Murray Ruggiero’s Inter-Market Research
Well it’s been a year, this month, that Murray passed away. I was fortunate to work with him on many of his projects and learned quite a bit about inter-market convergence and divergence. Honestly, I wasn’t that into it, but you couldn’t argue with his results. A strategy that he developed in the 1990s that compared the Bond market with silver really did stand the test of time. He monitored this relationship over the years and watched in wane. Murray replaced silver with $UTY.
The PHLX Utility Sector Index (UTY) is a market capitalization-weighted index composed of geographically diverse public utility stocks.
He wrote an article for EasyLanguage Mastery by Jeff Swanson where he discussed this relationship and the development of inter-market strategies and through statistical analysis proved that these relationships added real value.
I am currently writing Advanced Topics, the final book in my Easing Into EasyLanguage trilogy, and have been working with Murray’s research. I am fortunate to have a complete collection of his Futures Magazine articles from the mid 1990s to the mid 2000s. There is a quite a bit of inter-market stuff in his articles. I wanted, as a tribute and to proffer up some neat code, to show the performance and code of his Bond and $UTY inter-market algorithm.
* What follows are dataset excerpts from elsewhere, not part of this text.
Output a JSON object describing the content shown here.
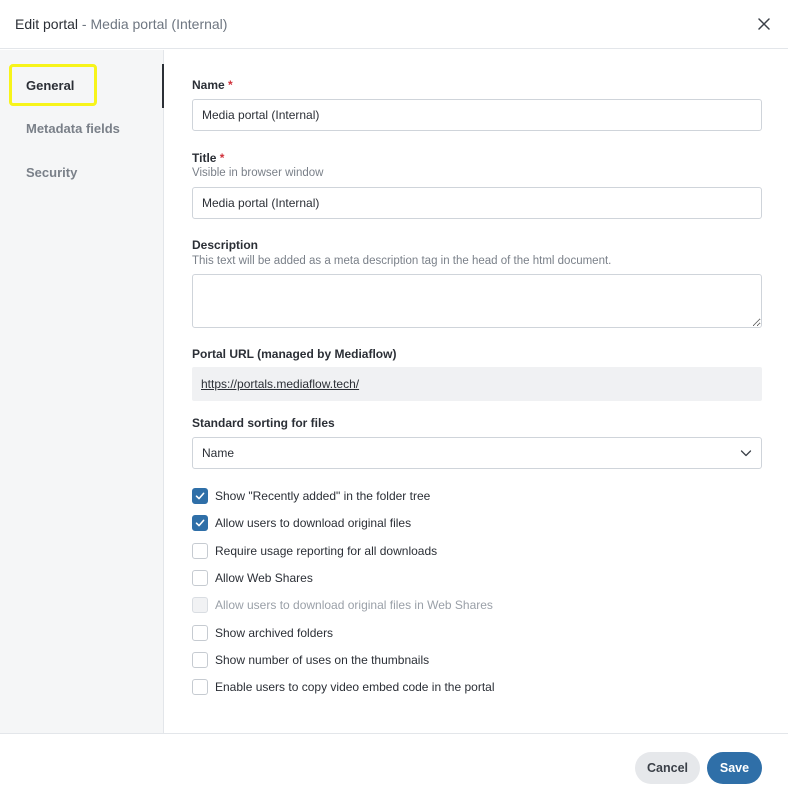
{
  "header": {
    "title": "Edit portal",
    "separator": " - ",
    "subtitle": "Media portal (Internal)"
  },
  "sidebar": {
    "items": [
      {
        "label": "General",
        "active": true
      },
      {
        "label": "Metadata fields",
        "active": false
      },
      {
        "label": "Security",
        "active": false
      }
    ]
  },
  "form": {
    "name": {
      "label": "Name",
      "required": "*",
      "value": "Media portal (Internal)"
    },
    "title": {
      "label": "Title",
      "required": "*",
      "hint": "Visible in browser window",
      "value": "Media portal (Internal)"
    },
    "description": {
      "label": "Description",
      "hint": "This text will be added as a meta description tag in the head of the html document.",
      "value": ""
    },
    "portal_url": {
      "label": "Portal URL (managed by Mediaflow)",
      "value": "https://portals.mediaflow.tech/"
    },
    "sorting": {
      "label": "Standard sorting for files",
      "value": "Name"
    },
    "checkboxes": [
      {
        "label": "Show \"Recently added\" in the folder tree",
        "checked": true,
        "disabled": false
      },
      {
        "label": "Allow users to download original files",
        "checked": true,
        "disabled": false
      },
      {
        "label": "Require usage reporting for all downloads",
        "checked": false,
        "disabled": false
      },
      {
        "label": "Allow Web Shares",
        "checked": false,
        "disabled": false
      },
      {
        "label": "Allow users to download original files in Web Shares",
        "checked": false,
        "disabled": true
      },
      {
        "label": "Show archived folders",
        "checked": false,
        "disabled": false
      },
      {
        "label": "Show number of uses on the thumbnails",
        "checked": false,
        "disabled": false
      },
      {
        "label": "Enable users to copy video embed code in the portal",
        "checked": false,
        "disabled": false
      }
    ]
  },
  "footer": {
    "cancel_label": "Cancel",
    "save_label": "Save"
  },
  "colors": {
    "accent": "#2f6fa8",
    "highlight": "#f7f41a",
    "required": "#d0313b"
  }
}
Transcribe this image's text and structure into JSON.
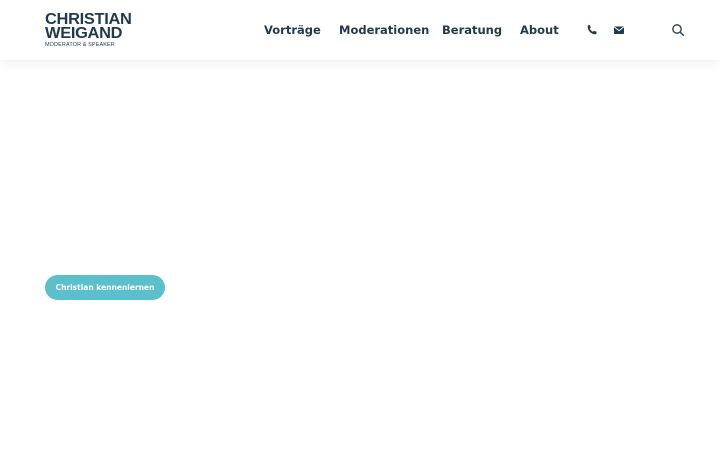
{
  "logo": {
    "line1": "CHRISTIAN",
    "line2": "WEIGAND",
    "tagline": "MODERATOR & SPEAKER"
  },
  "nav": {
    "items": [
      {
        "label": "Vorträge"
      },
      {
        "label": "Moderationen"
      },
      {
        "label": "Beratung"
      },
      {
        "label": "About"
      }
    ]
  },
  "icons": {
    "phone": "phone-icon",
    "mail": "envelope-icon",
    "search": "search-icon"
  },
  "hero": {
    "cta_label": "Christian kennenlernen"
  },
  "colors": {
    "brand": "#1f3a4d",
    "accent": "#5cbfcc",
    "background": "#ffffff"
  }
}
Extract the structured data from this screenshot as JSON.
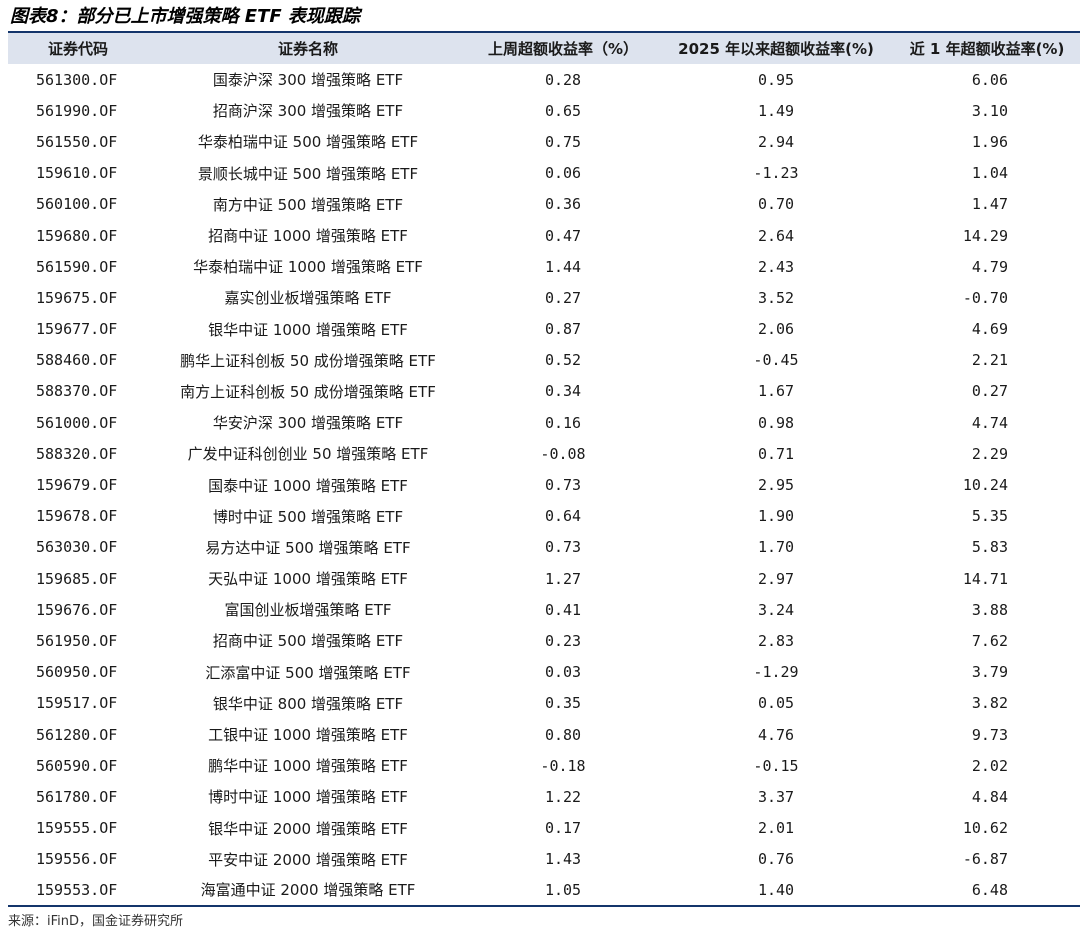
{
  "title": "图表8：部分已上市增强策略 ETF 表现跟踪",
  "source": "来源：iFinD，国金证券研究所",
  "table": {
    "headers": [
      "证券代码",
      "证券名称",
      "上周超额收益率（%）",
      "2025 年以来超额收益率(%)",
      "近 1 年超额收益率(%)"
    ],
    "rows": [
      [
        "561300.OF",
        "国泰沪深 300 增强策略 ETF",
        "0.28",
        "0.95",
        "6.06"
      ],
      [
        "561990.OF",
        "招商沪深 300 增强策略 ETF",
        "0.65",
        "1.49",
        "3.10"
      ],
      [
        "561550.OF",
        "华泰柏瑞中证 500 增强策略 ETF",
        "0.75",
        "2.94",
        "1.96"
      ],
      [
        "159610.OF",
        "景顺长城中证 500 增强策略 ETF",
        "0.06",
        "-1.23",
        "1.04"
      ],
      [
        "560100.OF",
        "南方中证 500 增强策略 ETF",
        "0.36",
        "0.70",
        "1.47"
      ],
      [
        "159680.OF",
        "招商中证 1000 增强策略 ETF",
        "0.47",
        "2.64",
        "14.29"
      ],
      [
        "561590.OF",
        "华泰柏瑞中证 1000 增强策略 ETF",
        "1.44",
        "2.43",
        "4.79"
      ],
      [
        "159675.OF",
        "嘉实创业板增强策略 ETF",
        "0.27",
        "3.52",
        "-0.70"
      ],
      [
        "159677.OF",
        "银华中证 1000 增强策略 ETF",
        "0.87",
        "2.06",
        "4.69"
      ],
      [
        "588460.OF",
        "鹏华上证科创板 50 成份增强策略 ETF",
        "0.52",
        "-0.45",
        "2.21"
      ],
      [
        "588370.OF",
        "南方上证科创板 50 成份增强策略 ETF",
        "0.34",
        "1.67",
        "0.27"
      ],
      [
        "561000.OF",
        "华安沪深 300 增强策略 ETF",
        "0.16",
        "0.98",
        "4.74"
      ],
      [
        "588320.OF",
        "广发中证科创创业 50 增强策略 ETF",
        "-0.08",
        "0.71",
        "2.29"
      ],
      [
        "159679.OF",
        "国泰中证 1000 增强策略 ETF",
        "0.73",
        "2.95",
        "10.24"
      ],
      [
        "159678.OF",
        "博时中证 500 增强策略 ETF",
        "0.64",
        "1.90",
        "5.35"
      ],
      [
        "563030.OF",
        "易方达中证 500 增强策略 ETF",
        "0.73",
        "1.70",
        "5.83"
      ],
      [
        "159685.OF",
        "天弘中证 1000 增强策略 ETF",
        "1.27",
        "2.97",
        "14.71"
      ],
      [
        "159676.OF",
        "富国创业板增强策略 ETF",
        "0.41",
        "3.24",
        "3.88"
      ],
      [
        "561950.OF",
        "招商中证 500 增强策略 ETF",
        "0.23",
        "2.83",
        "7.62"
      ],
      [
        "560950.OF",
        "汇添富中证 500 增强策略 ETF",
        "0.03",
        "-1.29",
        "3.79"
      ],
      [
        "159517.OF",
        "银华中证 800 增强策略 ETF",
        "0.35",
        "0.05",
        "3.82"
      ],
      [
        "561280.OF",
        "工银中证 1000 增强策略 ETF",
        "0.80",
        "4.76",
        "9.73"
      ],
      [
        "560590.OF",
        "鹏华中证 1000 增强策略 ETF",
        "-0.18",
        "-0.15",
        "2.02"
      ],
      [
        "561780.OF",
        "博时中证 1000 增强策略 ETF",
        "1.22",
        "3.37",
        "4.84"
      ],
      [
        "159555.OF",
        "银华中证 2000 增强策略 ETF",
        "0.17",
        "2.01",
        "10.62"
      ],
      [
        "159556.OF",
        "平安中证 2000 增强策略 ETF",
        "1.43",
        "0.76",
        "-6.87"
      ],
      [
        "159553.OF",
        "海富通中证 2000 增强策略 ETF",
        "1.05",
        "1.40",
        "6.48"
      ]
    ]
  },
  "colors": {
    "header_bg": "#dde3ee",
    "rule": "#14356b",
    "text": "#1a1a1a"
  }
}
Here is a version that he published a few years ago updated through June 30, 2022 – no commission/slippage.
Not a bad equity curve. To be fair to Murray he did notice the connection between $UTY and the bonds was changing over the past couple of year. And this simple stop and reverse system doesn’t have a protective stop. But it wouldn’t look much different with one, because the system looks at momentum of the primary data and momentum of the secondary data and if they are in synch (either positively or negatively correlated – selected by the algo) an order is fired off. If you simply just add a protective stop, and the momentum of the data are in synch, the strategy will just re-enter on the next bar. However, the equity curve just made a new high recently. It has got on the wrong side of the Fed raising rates. One could argue that this invisible hand has toppled the apple cart and this inter-market relationship has been rendered meaningless.
Murray had evolved his inter-market analysis to include state transitions. He not only looked at the current momentum, but also at where the momentum had been. He assigned the transitions of the momentum for the primary and secondary markets a value from one to four and he felt this state transition helped overcome some of the coupling/decoupling of the inter-market relationship.
However, I wanted to test Murray’s simple strategy with a fixed $ stop and force the primary market to move from positive to negative or negative to positive territory while the secondary market is in the correct relationship. Here is an updated equity curve.
This equity curve was developed by using a $4500 stop loss. Because I changed the order triggers, I reoptimized the length of the momentum calculations for the primary and secondary markets. This curve is only better in the category of maximum draw down. Shouldn’t we give Murray a chance and reoptimize his momentum length calculations too! You bet.
These metrics were sorted by Max Intraday Draw down. The numbers did improve, but look at the Max Losing Trade value. Murray’s later technology, his State Systems, were a great improvement over this basic system. Here is my optimization using a slightly different entry technique and a $4500 protective stop.
This system, using Murray’s overall research, achieved a better Max Draw Down and a much better Max Losing Trade. Here is my code using the template that Murray provided in his articles in Futures Magazine and EasyLanguage Mastery.
Here the user can actually include more than two data streams on the chart. The InterSet input allows the user to choose or optimize the secondary market data stream. Momentum is defined by two types:
- Type 0: Intermarket or secondary momentum simply calculated by close of data(2) – close[LenInt] of date(2) and primary momentum calculated by close – close[LenTr]
- Type 1: Intermarket or secondary momentum calculated by close of data(2) – average( close of data2, LenInt) and primary momentum calculated by close – average(close, LenTr)
The user can also input what type of Relationship: 1 for positive correlation and 0 for negative correlation. This template can be used to dig deeper into other market relationships.
I simply forced the primary market to CROSS below/above 0 to initiate a new trade as long the secondary market was pointing in the right direction.
This was a one STATE transition and also allowed a protective stop to be used without the strategy automatically re-entering the trade in the same direction.
Thank You Murray – we sure do miss you!
Murray loved to share his research and would want us to carry on with it. I will write one or two blogs a year in tribute to Murray and his invaluable research.